Watch: Anti-abortion activist fined for standing silently outside clinic

Anti-abortion demonstrators hold placards in a protest in Parliament Square
Anti-abortion demonstrators hold placards in a protest in Parliament Square - MARTIN POPE/GETTY

An anti-abortion activist has been fined for standing silently in a street outside an abortion clinic.

Sebastian Vaughan-Spruce, 44, was handed a fixed penalty notice after being questioned by two police community support officers in the street in Birmingham, which is covered by a “buffer zone” around the clinic.

He was not carrying any signs and remained silent until he was approached by the officers, who challenged him to explain why he was standing in the street.

In a three-minute exchange, he said he was not praying but was simply standing silently in the street and asked why he was being asked to move on.

The officers maintained he was in an area covered by a public spaces protection order barring protesters from around the clinic. After Mr Vaughan-Spruce acknowledged he was aware of that fact, the officers fined him when he did not move on.
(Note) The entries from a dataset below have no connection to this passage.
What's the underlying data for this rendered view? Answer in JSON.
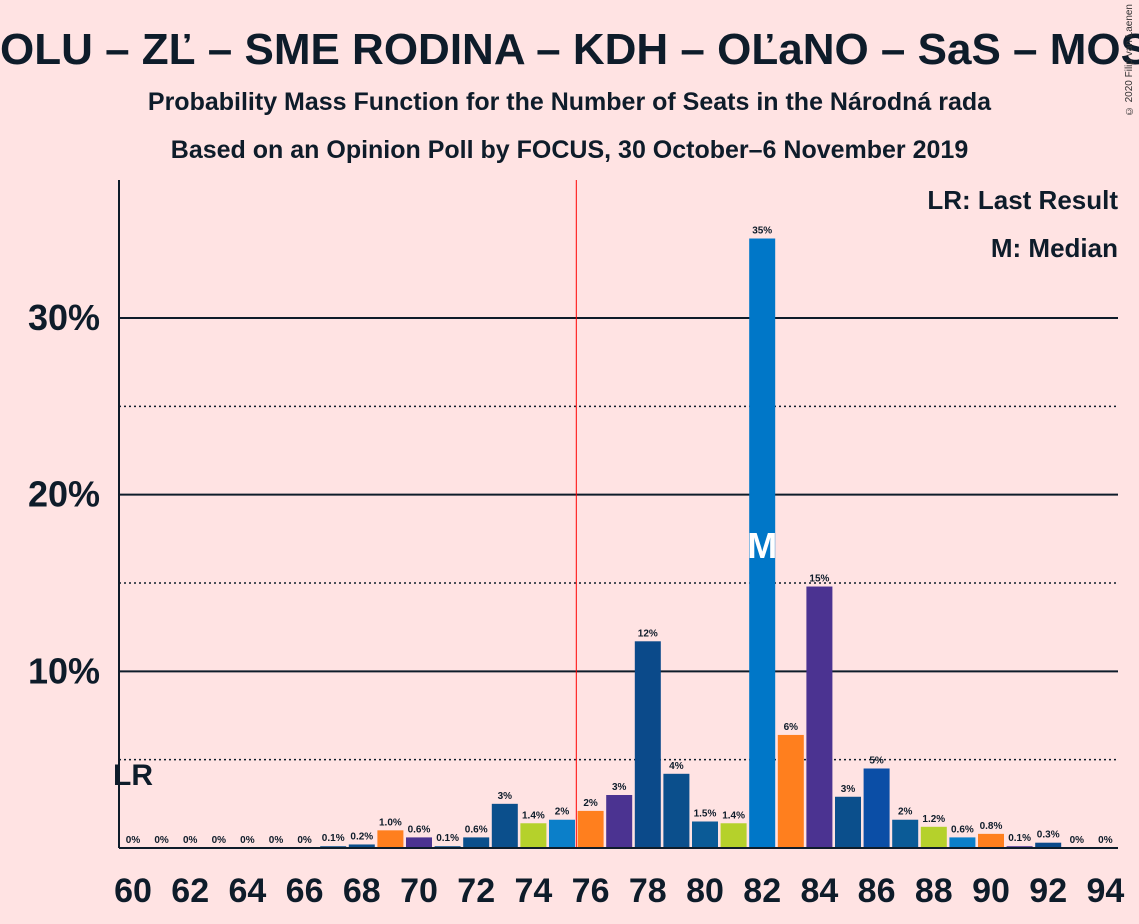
{
  "title": "OLU – ZĽ – SME RODINA – KDH – OĽaNO – SaS – MOS",
  "subtitle1": "Probability Mass Function for the Number of Seats in the Národná rada",
  "subtitle2": "Based on an Opinion Poll by FOCUS, 30 October–6 November 2019",
  "copyright": "© 2020 Filip van Laenen",
  "legend": {
    "last_result": "LR: Last Result",
    "median": "M: Median"
  },
  "lr_label": "LR",
  "median_label": "M",
  "chart_data": {
    "type": "bar",
    "categories": [
      60,
      61,
      62,
      63,
      64,
      65,
      66,
      67,
      68,
      69,
      70,
      71,
      72,
      73,
      74,
      75,
      76,
      77,
      78,
      79,
      80,
      81,
      82,
      83,
      84,
      85,
      86,
      87,
      88,
      89,
      90,
      91,
      92,
      93,
      94
    ],
    "values": [
      0,
      0,
      0,
      0,
      0,
      0,
      0,
      0.1,
      0.2,
      1.0,
      0.6,
      0.1,
      0.6,
      2.5,
      1.4,
      1.6,
      2.1,
      3.0,
      11.7,
      4.2,
      1.5,
      1.4,
      34.5,
      6.4,
      14.8,
      2.9,
      4.5,
      1.6,
      1.2,
      0.6,
      0.8,
      0.1,
      0.3,
      0,
      0
    ],
    "value_labels": [
      "0%",
      "0%",
      "0%",
      "0%",
      "0%",
      "0%",
      "0%",
      "0.1%",
      "0.2%",
      "1.0%",
      "0.6%",
      "0.1%",
      "0.6%",
      "3%",
      "1.4%",
      "2%",
      "2%",
      "3%",
      "12%",
      "4%",
      "1.5%",
      "1.4%",
      "35%",
      "6%",
      "15%",
      "3%",
      "5%",
      "2%",
      "1.2%",
      "0.6%",
      "0.8%",
      "0.1%",
      "0.3%",
      "0%",
      "0%"
    ],
    "bar_colors": [
      "#7fb33a",
      "#0073c0",
      "#2b70b8",
      "#e06a1b",
      "#4b3391",
      "#0b4a8a",
      "#1a4ba6",
      "#0b4f8c",
      "#0b4f8c",
      "#ff7f1e",
      "#4b3391",
      "#0b4f8c",
      "#0b4f8c",
      "#0b4f8c",
      "#b5d12b",
      "#0b7fc9",
      "#ff7f1e",
      "#4b3391",
      "#0b4a8a",
      "#0b4f8c",
      "#0b5b97",
      "#b5d12b",
      "#0077c8",
      "#ff7f1e",
      "#4b3391",
      "#0b4f8c",
      "#0b4ea6",
      "#0b5b97",
      "#b5d12b",
      "#0b7fc9",
      "#ff7f1e",
      "#4b3391",
      "#0b4a8a",
      "#0b4f8c",
      "#0b4f8c"
    ],
    "xtick_labels": [
      "60",
      "62",
      "64",
      "66",
      "68",
      "70",
      "72",
      "74",
      "76",
      "78",
      "80",
      "82",
      "84",
      "86",
      "88",
      "90",
      "92",
      "94"
    ],
    "ytick_labels": [
      "10%",
      "20%",
      "30%"
    ],
    "ylim": [
      0,
      37.6
    ],
    "major_gridlines": [
      10,
      20,
      30
    ],
    "minor_gridlines": [
      5,
      15,
      25
    ],
    "majority_line_x": 75.5,
    "median_x": 82,
    "last_result_x": 60,
    "legend_position": "top-right"
  }
}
The incident, which was captured on video, has fuelled the row between anti-abortion campaigners and the Government over the operation of buffer zones around abortion clinics.

‘Unintrusive conduct’

The campaigners claim that prosecuting someone for standing silently in a buffer zone effectively criminalises a person’s thoughts and goes beyond Home Office draft guidance.
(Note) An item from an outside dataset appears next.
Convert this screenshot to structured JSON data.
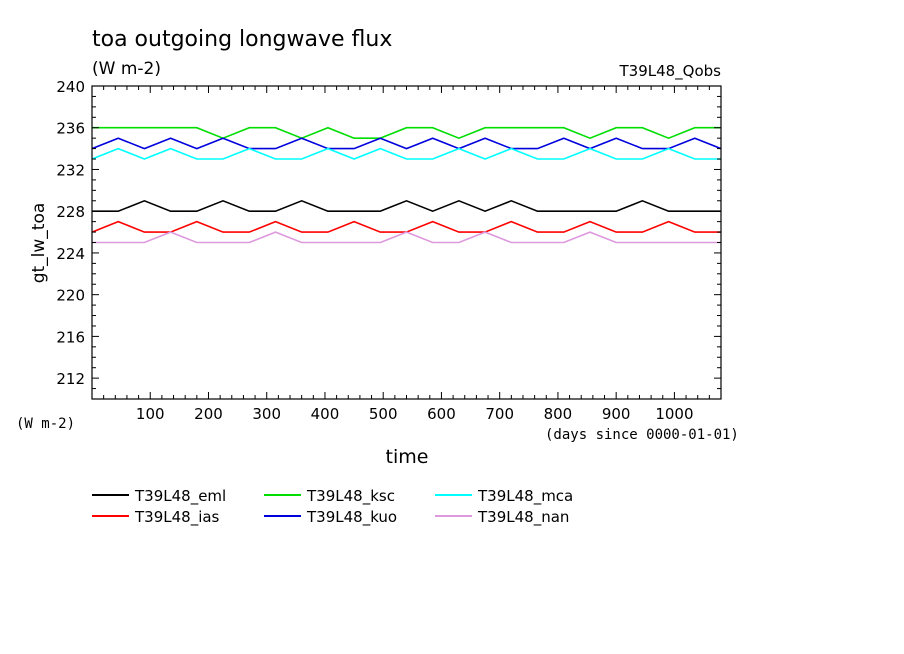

This states that “police should not target those they believe to have pro-life views. That may amount to unlawful discrimination on the basis of religion. Motionless, unintrusive conduct should not, on its own, be treated as an offence”.

However, West Midlands Police said there had been complaints since 2021 from residents in the street, clinic staff and patients, who had felt intimidated by protesters in the area.
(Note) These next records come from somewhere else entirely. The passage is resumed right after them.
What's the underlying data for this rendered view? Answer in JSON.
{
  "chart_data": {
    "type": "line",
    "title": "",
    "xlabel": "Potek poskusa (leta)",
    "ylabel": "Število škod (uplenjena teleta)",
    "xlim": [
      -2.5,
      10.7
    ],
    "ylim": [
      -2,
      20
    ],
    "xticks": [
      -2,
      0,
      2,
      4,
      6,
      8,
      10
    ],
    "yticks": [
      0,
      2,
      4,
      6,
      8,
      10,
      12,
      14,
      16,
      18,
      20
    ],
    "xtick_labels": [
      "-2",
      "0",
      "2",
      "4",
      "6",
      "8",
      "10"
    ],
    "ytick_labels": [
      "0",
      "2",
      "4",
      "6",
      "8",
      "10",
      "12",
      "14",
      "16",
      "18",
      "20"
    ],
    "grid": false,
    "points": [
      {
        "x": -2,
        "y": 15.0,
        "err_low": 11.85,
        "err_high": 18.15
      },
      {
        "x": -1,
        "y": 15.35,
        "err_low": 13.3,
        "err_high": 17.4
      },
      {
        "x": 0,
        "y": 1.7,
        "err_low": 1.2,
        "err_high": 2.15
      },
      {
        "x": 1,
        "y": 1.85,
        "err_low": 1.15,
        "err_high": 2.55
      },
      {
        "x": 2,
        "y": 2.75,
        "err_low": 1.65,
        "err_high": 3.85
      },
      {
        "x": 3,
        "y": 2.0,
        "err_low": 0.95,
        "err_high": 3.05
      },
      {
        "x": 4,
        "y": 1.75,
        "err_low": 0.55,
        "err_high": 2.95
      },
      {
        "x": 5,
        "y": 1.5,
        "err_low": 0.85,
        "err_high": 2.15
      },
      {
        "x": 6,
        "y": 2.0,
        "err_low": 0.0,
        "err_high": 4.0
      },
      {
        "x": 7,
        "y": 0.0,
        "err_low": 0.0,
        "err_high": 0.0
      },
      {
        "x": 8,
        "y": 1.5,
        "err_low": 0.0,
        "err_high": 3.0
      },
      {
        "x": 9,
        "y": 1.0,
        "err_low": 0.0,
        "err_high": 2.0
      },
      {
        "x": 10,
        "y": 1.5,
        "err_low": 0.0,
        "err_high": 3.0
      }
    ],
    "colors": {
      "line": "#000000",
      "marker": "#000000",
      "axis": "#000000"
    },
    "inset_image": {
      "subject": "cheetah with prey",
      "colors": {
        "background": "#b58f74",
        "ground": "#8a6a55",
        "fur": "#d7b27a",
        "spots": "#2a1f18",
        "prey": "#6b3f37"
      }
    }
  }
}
Detective Superintendent Jim Munro, from Birmingham Local Policing Area, said: “While the people standing in [the road] would argue they are not protesting, their continued presence at the location is a breach of the order, which is well publicised.

“If they persist the council will issue a warning in the first instance, but if that does not deter the individual, a prosecution will be pursued, either by fixed penalty notice or court summons.”

‘Singled out because of my beliefs’

However, Mr Vaughan-Spruce said: “It’s abhorrently wrong that I was interrogated, and issued a penalty, simply for being pro-life and being on a certain public street. Others were present there at the same time, yet I was singled out because of the beliefs I happen to hold.

“We’re told buffer zones are there to prevent harassment – and I firmly believe that nobody should ever be subjected to harassment, which is already illegal. But these regulations are now being misused to punish people for ‘wrong thinking’ in a public space in the UK.”

Some MPs have also called for the Government to reconsider the Home Office guidance to make clear that silent prayer should not be treated as a criminal activity.

Andrew Lewer, Tory MP for Northampton South, said: “The Home Office guidance on buffer zones should at least protect these in order to uphold international standards on freedom of speech and of thought.

“While police crack down on these peaceful activities, they expose a double standard where protesters on different ideological issues are allowed much wider scope to express their beliefs.”